JPMorgan Bunyikan Alarm Resesi Amerika, Hal ini Biang Keroknya
SINGAPURA – Kebijakan perdagangan Presiden AS, Donald Trump berpotensi menggerus perkembangan sektor ekonomi Amerika lalu meningkatkan risiko resesi tahun ini, seperti diperingatkan oleh JPMorgan .
Kepala sektor ekonomi global bidang penanaman modal bank, Bruce Kasman mengatakan, kesempatan terjadinya resesi perekonomian Negeri Paman Sam pada tahun 2025 mencapai 40%. Bahkan menurutnya ancaman resesi terbuka lebar, ketika tarif yang mana diusulkan Trump pada mitra dagang utama berlaku pada bulan April.
Ketika risiko semakin meningkat, Bruce Kasman juga mengingatkan, bisa saja menggerus daya tarik Amerika sebagai tempat yang menjanjikan untuk investasi. “Di mana kita berdiri sekarang adalah dengan perasaan khawatir yang meningkat tentang kegiatan ekonomi AS,” kata Kasman di dalam Singapura.
Meski begitu Ia menambahkan, bahwa proyeksi yang disebutkan menyesuaikan kondisi yang digunakan terjadi. Pada awal tahun, Kasman awalnya memperkirakan risiko resesi Amerika mencapai 30%, tetapi sejak ketika itu meningkat menjadi 40% juga bisa saja melebihi 50% jikalau tarif berlaku penuh.
JP Morgan pada waktu ini memperkirakan kegiatan ekonomi Negeri Paman Sam akan bertambah sebesar 2% untuk tahun 2025, tetapi proyeksi yang disebutkan belum direvisi. Ekonom dalam Goldman Sachs serta Morgan Stanley juga memangkas proyeksi pertumbuhan dia dengan masing-masing menjadi 1,7% serta 1,5% pada tahun ini.

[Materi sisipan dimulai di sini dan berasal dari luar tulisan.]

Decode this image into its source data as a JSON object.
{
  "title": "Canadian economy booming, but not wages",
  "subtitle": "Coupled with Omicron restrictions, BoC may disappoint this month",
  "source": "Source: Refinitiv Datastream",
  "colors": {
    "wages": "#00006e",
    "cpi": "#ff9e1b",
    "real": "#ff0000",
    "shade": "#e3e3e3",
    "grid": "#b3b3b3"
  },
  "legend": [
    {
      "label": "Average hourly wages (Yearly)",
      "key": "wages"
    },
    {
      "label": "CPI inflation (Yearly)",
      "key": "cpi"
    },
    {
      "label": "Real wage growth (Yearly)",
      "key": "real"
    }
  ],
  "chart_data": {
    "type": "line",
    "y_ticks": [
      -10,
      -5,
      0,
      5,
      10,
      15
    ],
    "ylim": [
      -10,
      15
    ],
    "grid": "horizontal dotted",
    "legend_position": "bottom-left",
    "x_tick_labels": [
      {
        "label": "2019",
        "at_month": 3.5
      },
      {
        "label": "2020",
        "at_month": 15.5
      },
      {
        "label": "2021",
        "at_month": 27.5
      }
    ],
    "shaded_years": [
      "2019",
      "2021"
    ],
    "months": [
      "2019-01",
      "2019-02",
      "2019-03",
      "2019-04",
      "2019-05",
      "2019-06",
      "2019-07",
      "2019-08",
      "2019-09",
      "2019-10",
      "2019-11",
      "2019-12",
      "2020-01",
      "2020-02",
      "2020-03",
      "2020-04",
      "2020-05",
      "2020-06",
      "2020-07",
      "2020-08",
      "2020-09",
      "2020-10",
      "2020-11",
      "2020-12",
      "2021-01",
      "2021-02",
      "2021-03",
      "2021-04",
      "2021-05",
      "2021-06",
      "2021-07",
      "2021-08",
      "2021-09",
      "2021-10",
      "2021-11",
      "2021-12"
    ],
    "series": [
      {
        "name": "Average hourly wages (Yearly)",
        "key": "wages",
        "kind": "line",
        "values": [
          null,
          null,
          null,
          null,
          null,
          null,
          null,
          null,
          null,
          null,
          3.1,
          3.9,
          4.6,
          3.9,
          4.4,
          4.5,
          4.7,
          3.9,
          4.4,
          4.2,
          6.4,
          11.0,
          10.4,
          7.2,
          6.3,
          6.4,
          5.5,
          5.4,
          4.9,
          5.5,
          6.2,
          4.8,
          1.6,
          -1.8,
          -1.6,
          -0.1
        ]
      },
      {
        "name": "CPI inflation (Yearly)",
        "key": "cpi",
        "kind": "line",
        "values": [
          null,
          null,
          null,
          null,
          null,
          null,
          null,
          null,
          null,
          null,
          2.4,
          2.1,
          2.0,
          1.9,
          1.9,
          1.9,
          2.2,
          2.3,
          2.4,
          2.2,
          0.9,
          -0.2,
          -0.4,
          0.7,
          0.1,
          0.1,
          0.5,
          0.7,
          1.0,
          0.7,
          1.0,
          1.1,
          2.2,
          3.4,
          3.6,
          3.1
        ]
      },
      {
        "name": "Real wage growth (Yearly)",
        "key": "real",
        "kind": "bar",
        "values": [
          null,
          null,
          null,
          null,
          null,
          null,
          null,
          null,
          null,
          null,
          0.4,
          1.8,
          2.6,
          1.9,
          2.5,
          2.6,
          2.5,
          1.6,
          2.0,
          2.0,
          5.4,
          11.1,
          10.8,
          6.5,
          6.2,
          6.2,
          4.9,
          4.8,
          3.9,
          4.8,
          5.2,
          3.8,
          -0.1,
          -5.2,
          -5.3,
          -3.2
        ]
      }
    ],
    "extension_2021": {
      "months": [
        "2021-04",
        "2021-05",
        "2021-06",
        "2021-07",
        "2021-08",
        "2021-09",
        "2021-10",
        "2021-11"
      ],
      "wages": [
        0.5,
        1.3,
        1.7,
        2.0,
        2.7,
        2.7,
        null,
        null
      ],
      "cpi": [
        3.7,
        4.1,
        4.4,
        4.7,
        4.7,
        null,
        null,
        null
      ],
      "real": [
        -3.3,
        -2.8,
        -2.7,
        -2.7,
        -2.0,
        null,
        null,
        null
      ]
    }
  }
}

Beragam kebijakan tarif Trump telah dilakukan mengguncang bursa saham AS, lantaran menciptakan pemodal berjuang untuk menentukan apakah pungutan itu permanen atau semata-mata dalam bentuk taktik untuk bernegosiasi.
Pada bulan Februari, Trump mengumumkan rencana penerapan tarif pada mitra dagang utama, sebagai upaya melindungi kepentingan Amerika. Pekan lalu, Ia juga meninggikan tarif untuk semua impor dari Meksiko serta Kanada menjadi 25% lalu menggandakan bea masuk untuk semua hasil China menjadi 20%, sebelum menunda beberapa kenaikan hingga 2 April, mendatang.
Trump juga mengancam akan memberlakukan rezim global tarif timbal balik, menyampaikan peringatan bahwa mulai 2 April, setiap negara akan menghadapi retribusi yang digunakan sejenis yang dikenakan pada barang-barang AS.
Tarif 25% untuk impor baja dan juga aluminium mulai berlaku pada hari Rabu, dan juga Uni Eropa dan juga Kanada menanggapi dengan tarif balasan. Ketika ditanya oleh Fox News pada sebuah wawancara yang tersebut ditayangkan pada hari Mingguan apakah Amerika Serikat menghadapi resesi, Trump mengatakan, pada waktu ini adalah masa transisi. Trump menambahkan, “Kami mengakibatkan kembali kekayaan Amerika.”